«Ни твоей, ни своей — ничьей, никакой не хочу иронии…» Почему сейчас вспомнились и легли на душу именно эти строки? Ведь там, в 80-м, все ироничное смешило и радовало. А теперь оказалось, что я неизвестно как и когда разлюбила иронию. Это что? Перестроечные годы с их убийственной иронией и смешками надо всем, что было святого? Наверное. Нельзя же простить, когда издеваются над любовью к Родине («Ваш патриотизм — это последнее прибежище негодяев!»), над высотой героизма («У нас героем становится любой! Хи-хи-хи! Только безмозглым нужны герои»), над историей твоей страны, над вековыми обычаями, надо всем, что ценилось выше денег: бескорыстие, верность, честность, совесть, доброта… Такое привычное в прежней жизни.
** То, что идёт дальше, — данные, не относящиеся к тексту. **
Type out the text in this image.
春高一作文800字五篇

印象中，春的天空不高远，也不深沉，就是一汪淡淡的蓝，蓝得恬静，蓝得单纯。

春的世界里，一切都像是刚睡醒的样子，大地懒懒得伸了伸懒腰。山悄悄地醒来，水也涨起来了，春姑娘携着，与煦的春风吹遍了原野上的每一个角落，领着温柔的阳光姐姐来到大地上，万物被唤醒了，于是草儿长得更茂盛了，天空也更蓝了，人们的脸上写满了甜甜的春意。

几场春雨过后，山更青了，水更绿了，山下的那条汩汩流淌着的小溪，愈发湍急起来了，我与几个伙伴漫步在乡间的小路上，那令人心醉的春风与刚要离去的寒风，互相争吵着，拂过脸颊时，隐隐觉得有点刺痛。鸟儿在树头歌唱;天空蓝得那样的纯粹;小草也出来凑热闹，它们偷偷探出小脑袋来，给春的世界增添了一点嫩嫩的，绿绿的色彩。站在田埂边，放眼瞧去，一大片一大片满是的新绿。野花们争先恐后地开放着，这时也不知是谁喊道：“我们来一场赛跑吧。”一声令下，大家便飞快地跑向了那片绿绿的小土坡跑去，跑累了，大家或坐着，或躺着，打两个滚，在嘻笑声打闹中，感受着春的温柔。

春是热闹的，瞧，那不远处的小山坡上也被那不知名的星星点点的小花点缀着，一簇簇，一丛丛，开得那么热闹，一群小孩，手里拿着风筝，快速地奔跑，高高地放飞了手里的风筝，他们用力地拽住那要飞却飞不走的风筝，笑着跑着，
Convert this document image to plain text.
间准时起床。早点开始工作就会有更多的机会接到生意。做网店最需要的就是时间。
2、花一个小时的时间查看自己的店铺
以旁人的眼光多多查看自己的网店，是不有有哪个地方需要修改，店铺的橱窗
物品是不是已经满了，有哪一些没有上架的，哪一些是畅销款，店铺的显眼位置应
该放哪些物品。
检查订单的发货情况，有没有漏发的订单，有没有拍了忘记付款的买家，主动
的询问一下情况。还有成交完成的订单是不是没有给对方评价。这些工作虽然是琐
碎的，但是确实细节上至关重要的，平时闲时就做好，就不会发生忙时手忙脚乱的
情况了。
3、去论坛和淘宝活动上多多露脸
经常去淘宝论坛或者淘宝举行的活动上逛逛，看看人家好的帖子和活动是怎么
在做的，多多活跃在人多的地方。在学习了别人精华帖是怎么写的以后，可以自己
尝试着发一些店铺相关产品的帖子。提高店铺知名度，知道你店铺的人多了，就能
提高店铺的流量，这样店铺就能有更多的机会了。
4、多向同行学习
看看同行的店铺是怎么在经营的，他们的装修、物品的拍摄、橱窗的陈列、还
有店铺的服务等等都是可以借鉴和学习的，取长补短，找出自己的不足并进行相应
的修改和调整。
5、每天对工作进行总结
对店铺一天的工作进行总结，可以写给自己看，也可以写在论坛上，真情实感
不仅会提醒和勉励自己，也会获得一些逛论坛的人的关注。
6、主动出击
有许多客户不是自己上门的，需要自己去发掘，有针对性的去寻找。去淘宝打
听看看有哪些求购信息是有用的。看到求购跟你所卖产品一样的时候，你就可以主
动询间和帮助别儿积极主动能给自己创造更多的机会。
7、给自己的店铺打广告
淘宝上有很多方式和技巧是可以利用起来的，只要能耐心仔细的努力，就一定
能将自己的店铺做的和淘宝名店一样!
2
Ирония, я думаю, вообще скользкая дорожка, и ходить по ней не стоит.
Впрочем, это — так, заметки на полях, и пора вернуться к ноябрьскому вечеру в «пазике».
Ехали долго, а приехали как-то вдруг. «Пазик» остановился, мы вышли в промозглую после автобусного тепла темноту и побрели на смутный свет впереди.
Приземистая громадина трехэтажного корпуса базы была темной. Одна лампочка тускловато светилась над входом. База в осенне-зимний сезон работала исключительно по выходным, а была среда. Однако нас ждали. Быстро распределили по комнатам и накормили ужином.
В столовой я все озиралась, отыскивая писателей, которые будут обсуждать наши стихи. Но оказалось, что они приедут следующим утром.
Почему-то я очень ждала их. Томило любопытство: что за люди такие — писатели. Только раз я встречала автора настоящей книги, и то это была странная встреча.